According to Qatar, is a pure carbon nanotube can conduct electricity if they were metal, it can serve as a semiconductor, meaning it will only make the current work is far from critical. According to the theory proposed by Berkeley Lab physicist Marvin Cohen, Steven and Louis, both also with the University of California at Berkeley, which is an electronic device that may occur at the interface between two different nanotubes, one containing a metal, which is playing the role of semi-conductors. This would result in a Schottky barrier ", which means that the current flowing in one direction - from the semiconductor to the metal. The plan proposed by Cohen and Louis, and two tubes are connected by the creation of a Ministry of Defense of the disadvantages of pair SBO (gangs of five to seven carbon atoms) in the interface zone.

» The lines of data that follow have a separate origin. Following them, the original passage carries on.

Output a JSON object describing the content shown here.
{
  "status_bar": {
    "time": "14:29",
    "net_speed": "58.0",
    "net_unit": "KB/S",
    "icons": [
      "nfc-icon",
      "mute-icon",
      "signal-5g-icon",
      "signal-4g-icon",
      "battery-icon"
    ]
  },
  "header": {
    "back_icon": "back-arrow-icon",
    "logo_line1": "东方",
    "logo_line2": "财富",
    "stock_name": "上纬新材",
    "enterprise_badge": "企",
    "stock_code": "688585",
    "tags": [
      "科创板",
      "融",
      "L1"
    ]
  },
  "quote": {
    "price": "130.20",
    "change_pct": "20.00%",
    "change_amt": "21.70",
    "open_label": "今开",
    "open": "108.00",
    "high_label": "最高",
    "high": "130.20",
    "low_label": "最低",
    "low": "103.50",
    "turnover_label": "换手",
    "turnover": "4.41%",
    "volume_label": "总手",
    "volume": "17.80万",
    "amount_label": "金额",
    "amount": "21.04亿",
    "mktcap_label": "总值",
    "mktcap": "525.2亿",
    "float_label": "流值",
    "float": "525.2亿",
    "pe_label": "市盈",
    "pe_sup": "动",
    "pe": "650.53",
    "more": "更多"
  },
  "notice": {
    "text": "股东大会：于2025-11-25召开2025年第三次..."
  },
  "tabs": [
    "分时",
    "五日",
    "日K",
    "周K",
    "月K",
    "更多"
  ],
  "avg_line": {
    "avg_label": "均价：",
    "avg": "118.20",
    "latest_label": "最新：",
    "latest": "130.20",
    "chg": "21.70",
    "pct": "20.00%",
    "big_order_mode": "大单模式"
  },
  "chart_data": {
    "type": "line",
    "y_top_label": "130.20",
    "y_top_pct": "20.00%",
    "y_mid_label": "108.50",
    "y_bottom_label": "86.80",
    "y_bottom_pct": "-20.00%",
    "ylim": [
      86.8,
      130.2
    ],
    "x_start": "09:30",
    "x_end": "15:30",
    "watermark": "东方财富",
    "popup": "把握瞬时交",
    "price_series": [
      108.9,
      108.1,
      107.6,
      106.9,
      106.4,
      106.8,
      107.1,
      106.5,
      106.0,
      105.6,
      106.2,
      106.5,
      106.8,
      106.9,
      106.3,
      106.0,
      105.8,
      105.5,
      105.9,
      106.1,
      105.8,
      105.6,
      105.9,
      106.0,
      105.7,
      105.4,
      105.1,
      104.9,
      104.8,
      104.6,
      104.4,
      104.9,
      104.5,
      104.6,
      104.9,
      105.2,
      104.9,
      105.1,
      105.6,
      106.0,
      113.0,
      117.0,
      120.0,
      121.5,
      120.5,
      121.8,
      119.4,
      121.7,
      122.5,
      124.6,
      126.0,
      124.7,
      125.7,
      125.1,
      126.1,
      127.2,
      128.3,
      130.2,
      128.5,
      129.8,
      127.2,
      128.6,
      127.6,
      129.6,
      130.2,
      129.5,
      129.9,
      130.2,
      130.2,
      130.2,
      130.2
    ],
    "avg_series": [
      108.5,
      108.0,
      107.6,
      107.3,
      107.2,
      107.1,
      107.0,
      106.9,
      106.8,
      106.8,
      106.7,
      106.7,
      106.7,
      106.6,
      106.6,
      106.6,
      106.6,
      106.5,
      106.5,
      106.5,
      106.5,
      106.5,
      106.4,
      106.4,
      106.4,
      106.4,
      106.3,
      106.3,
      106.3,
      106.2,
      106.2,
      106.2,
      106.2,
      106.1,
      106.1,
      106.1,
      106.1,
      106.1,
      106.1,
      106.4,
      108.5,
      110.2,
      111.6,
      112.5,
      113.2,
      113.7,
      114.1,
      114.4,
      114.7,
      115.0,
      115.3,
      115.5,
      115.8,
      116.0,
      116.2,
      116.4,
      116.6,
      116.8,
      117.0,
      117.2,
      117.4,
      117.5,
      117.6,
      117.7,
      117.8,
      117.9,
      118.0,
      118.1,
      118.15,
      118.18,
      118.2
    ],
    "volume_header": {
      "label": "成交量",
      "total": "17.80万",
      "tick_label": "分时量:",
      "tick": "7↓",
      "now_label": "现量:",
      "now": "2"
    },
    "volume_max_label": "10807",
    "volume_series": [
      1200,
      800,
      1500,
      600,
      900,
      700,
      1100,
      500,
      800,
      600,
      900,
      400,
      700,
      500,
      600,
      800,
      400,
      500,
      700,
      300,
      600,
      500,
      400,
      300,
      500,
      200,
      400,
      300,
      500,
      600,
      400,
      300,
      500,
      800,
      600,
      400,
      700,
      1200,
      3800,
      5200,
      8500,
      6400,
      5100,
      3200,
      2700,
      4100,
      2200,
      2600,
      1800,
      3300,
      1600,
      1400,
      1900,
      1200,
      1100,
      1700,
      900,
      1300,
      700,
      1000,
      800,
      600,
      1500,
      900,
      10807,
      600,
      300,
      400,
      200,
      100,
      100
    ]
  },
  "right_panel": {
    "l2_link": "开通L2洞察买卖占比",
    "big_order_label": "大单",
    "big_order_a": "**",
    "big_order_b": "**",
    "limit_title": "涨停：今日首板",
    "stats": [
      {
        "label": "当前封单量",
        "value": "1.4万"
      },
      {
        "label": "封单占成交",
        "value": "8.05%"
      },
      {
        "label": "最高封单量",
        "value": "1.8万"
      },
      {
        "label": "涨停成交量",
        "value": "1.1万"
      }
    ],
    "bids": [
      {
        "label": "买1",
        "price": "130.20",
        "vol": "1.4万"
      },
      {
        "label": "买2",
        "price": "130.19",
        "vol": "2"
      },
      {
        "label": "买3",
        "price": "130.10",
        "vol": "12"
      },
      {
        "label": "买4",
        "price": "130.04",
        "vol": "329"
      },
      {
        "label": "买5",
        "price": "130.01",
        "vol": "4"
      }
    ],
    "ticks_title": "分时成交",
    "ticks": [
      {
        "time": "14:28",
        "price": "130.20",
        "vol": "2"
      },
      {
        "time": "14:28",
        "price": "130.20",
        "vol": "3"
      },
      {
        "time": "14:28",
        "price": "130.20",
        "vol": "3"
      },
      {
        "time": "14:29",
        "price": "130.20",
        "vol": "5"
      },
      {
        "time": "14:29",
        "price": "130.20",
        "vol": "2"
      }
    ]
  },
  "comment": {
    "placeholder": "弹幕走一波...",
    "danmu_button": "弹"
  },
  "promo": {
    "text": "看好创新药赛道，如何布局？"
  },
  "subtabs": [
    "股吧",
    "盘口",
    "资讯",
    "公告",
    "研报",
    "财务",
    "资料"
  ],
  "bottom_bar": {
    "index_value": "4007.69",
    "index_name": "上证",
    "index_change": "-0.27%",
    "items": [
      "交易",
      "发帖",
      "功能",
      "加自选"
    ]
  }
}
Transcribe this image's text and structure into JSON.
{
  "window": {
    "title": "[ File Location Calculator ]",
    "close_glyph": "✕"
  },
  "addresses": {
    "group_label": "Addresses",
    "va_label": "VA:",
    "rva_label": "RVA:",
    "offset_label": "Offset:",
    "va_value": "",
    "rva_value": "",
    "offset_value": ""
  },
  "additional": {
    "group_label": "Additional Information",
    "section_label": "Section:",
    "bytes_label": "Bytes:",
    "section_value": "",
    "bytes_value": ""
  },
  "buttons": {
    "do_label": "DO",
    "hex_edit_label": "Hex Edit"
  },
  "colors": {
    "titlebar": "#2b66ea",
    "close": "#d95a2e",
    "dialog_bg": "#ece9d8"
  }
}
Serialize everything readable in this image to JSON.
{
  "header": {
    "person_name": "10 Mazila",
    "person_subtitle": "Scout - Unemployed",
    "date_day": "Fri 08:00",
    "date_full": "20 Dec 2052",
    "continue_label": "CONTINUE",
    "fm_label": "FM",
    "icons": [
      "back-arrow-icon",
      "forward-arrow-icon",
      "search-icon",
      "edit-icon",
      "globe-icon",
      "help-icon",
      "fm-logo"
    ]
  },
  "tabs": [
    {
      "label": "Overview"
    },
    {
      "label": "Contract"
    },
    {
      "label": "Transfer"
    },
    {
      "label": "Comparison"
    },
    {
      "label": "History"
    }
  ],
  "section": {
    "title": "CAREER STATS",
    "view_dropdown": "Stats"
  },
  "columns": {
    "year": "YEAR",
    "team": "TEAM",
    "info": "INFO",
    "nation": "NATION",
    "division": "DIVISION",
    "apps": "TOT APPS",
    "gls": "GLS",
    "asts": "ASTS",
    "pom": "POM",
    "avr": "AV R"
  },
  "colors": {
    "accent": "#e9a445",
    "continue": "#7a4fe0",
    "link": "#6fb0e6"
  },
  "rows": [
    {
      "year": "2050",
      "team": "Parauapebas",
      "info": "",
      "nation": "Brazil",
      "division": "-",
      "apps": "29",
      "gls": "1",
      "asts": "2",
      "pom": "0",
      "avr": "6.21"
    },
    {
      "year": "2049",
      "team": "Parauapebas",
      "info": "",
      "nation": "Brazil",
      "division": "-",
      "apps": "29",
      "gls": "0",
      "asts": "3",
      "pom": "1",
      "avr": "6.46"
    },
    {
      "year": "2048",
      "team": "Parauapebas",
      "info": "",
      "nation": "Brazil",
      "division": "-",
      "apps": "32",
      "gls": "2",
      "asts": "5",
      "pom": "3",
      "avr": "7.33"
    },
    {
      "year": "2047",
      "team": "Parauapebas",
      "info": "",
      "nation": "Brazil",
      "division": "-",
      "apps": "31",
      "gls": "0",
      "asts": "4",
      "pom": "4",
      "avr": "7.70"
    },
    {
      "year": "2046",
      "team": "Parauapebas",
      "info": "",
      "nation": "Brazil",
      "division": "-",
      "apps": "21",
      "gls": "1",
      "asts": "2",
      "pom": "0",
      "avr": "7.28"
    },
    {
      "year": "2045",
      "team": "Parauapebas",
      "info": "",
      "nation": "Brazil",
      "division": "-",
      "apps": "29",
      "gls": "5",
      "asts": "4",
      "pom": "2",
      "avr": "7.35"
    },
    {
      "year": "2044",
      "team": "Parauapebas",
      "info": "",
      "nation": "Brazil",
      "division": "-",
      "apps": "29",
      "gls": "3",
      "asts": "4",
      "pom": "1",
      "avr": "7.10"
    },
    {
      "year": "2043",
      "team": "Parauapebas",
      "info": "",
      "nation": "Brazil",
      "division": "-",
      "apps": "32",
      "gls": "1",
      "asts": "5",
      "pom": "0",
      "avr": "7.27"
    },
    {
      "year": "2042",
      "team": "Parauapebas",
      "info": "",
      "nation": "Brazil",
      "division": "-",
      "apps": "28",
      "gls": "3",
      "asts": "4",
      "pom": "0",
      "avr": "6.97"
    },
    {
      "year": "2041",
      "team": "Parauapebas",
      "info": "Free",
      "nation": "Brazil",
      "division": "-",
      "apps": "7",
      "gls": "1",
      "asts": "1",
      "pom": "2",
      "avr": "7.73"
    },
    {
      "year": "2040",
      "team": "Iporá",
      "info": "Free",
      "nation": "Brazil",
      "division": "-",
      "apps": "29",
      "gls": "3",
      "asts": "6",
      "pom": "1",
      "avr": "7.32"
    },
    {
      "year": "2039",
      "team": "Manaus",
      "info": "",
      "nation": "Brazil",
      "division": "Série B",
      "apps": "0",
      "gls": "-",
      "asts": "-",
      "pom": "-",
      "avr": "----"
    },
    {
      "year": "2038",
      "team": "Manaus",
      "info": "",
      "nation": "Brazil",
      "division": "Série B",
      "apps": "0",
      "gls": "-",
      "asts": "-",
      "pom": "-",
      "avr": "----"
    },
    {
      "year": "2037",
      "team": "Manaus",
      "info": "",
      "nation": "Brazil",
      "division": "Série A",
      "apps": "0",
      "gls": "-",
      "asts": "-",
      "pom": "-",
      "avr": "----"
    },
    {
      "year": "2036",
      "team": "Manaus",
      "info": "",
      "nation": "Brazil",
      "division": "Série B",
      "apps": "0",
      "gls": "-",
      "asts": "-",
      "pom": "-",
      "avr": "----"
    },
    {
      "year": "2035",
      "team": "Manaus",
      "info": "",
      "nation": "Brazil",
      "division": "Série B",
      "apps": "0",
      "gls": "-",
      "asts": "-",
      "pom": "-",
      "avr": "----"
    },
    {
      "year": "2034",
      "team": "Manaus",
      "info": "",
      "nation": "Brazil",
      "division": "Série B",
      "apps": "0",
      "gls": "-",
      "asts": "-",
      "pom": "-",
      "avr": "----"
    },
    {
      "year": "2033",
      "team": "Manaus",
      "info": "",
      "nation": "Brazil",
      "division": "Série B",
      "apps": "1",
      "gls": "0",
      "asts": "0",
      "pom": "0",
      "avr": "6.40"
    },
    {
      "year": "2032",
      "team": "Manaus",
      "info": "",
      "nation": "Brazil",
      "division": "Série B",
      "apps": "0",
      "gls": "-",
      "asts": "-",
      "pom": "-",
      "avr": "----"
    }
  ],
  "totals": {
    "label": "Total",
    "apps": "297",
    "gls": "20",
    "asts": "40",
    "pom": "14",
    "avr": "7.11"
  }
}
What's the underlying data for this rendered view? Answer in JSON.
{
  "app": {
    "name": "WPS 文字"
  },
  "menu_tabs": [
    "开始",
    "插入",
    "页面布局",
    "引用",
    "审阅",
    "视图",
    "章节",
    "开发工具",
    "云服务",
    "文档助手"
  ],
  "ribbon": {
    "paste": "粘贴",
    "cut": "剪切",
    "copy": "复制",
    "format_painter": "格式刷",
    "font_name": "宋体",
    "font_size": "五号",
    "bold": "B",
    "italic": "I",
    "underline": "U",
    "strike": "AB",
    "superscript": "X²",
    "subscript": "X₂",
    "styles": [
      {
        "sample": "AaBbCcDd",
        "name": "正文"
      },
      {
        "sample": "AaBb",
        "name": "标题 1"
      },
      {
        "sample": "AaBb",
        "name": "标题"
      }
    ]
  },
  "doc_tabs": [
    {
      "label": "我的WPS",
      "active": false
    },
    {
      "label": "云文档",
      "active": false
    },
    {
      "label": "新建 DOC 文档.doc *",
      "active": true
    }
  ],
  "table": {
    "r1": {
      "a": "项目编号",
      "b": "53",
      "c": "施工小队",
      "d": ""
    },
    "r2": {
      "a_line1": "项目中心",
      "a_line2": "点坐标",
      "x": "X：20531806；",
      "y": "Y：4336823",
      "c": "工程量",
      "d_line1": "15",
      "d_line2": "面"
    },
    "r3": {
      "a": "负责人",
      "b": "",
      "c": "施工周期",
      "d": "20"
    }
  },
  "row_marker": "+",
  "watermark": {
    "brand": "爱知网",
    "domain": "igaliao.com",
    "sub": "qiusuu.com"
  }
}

Zettl and Collins was able to confirm that Schottky barriers exist along the length of carbon nanotubes. The key was the scanning tunneling microscope, or training in the workplace. And the monitoring mechanism and is characterized by a decrease in the smallest pyramid in the world of metal: a few layers of atoms in the decrease down to a single atom at a point. Berkeley researchers, the tip of the monitoring mechanism as part of a tangle of nanotubes on the surface and then slowly withdrawn. Forces Van der Waals could carry a single nanotube to adhere to the end of the training effort, careful researchers would be extended by the nanotubes on the substrate, on the other hand, much as fragmentation, fiber and the a nest of wire. Once in a single nanotube is extracted, the researchers that the tip-up mechanism to slide over the surface to measure changes in electrical current through it.
"We measure changes in the individual offer and the length of the nanotube force increased, suggesting that different segments of the nanotube exhibit different electronic properties," says Zettl. "The changes over very short periods, and was to propose a nano-tube.
Zettl nanotubes do not expect the night to replace the silicon in the electronics industry, but sees the possibility of the road. Should doping with atoms of silicon in electronic devices. The contract size, dopant atoms at the end and start moving and degrading device performance. Also the temperature of a problem in spite of silicon in the thermal conductivity is good. The use of diamond films with high thermal conductivity of an exception is proposed to protect the devices based on silicon, but this adds further complications in the production process. The size and the heat is not the case with nanotubes because they are linked by covalent bonds (which means that atoms believes firmly in place), and is expected to have a better heat conductor than either silicon or diamond at room temperature.
"Silicon will eventually hit a dead end, where devices can not be made any smaller," says Zettl. "Nanotubes are already smaller and have no problem with heat. You could not ask for anything better in the material. "
Instead of wiring devices in separate nanotubes for specific purposes, as is the case with silicon chips, Zettl suggests a better approach may be to a cube "tube", a mass of nanotubes are packed with billion devices. The tube can then be connected to a network of arbitrary shape "minicomputers". This network of lots will be able to train tasks and restructuring of the input / output architecture for its performance as it learns and grows. In other words, this computer is arbitrary and not only older, it gets even better.
"The idea is not far when you think about it," says Zettl and his group had built metal and tube feet of its kind. The cube can not fulfill its useful function, but Zettl says that does not result in an "interesting" to respond to input signals.
"Nanotechnology can be used in the traditional manner or you may have to leave in a completely different direction," says Zettl. "The technology is simply unable to learn much to use it."
Berkeley Lab is a U. S. Department of Energy national laboratory located in Berkeley, California. They were classified, scientific research and is managed by the University of California.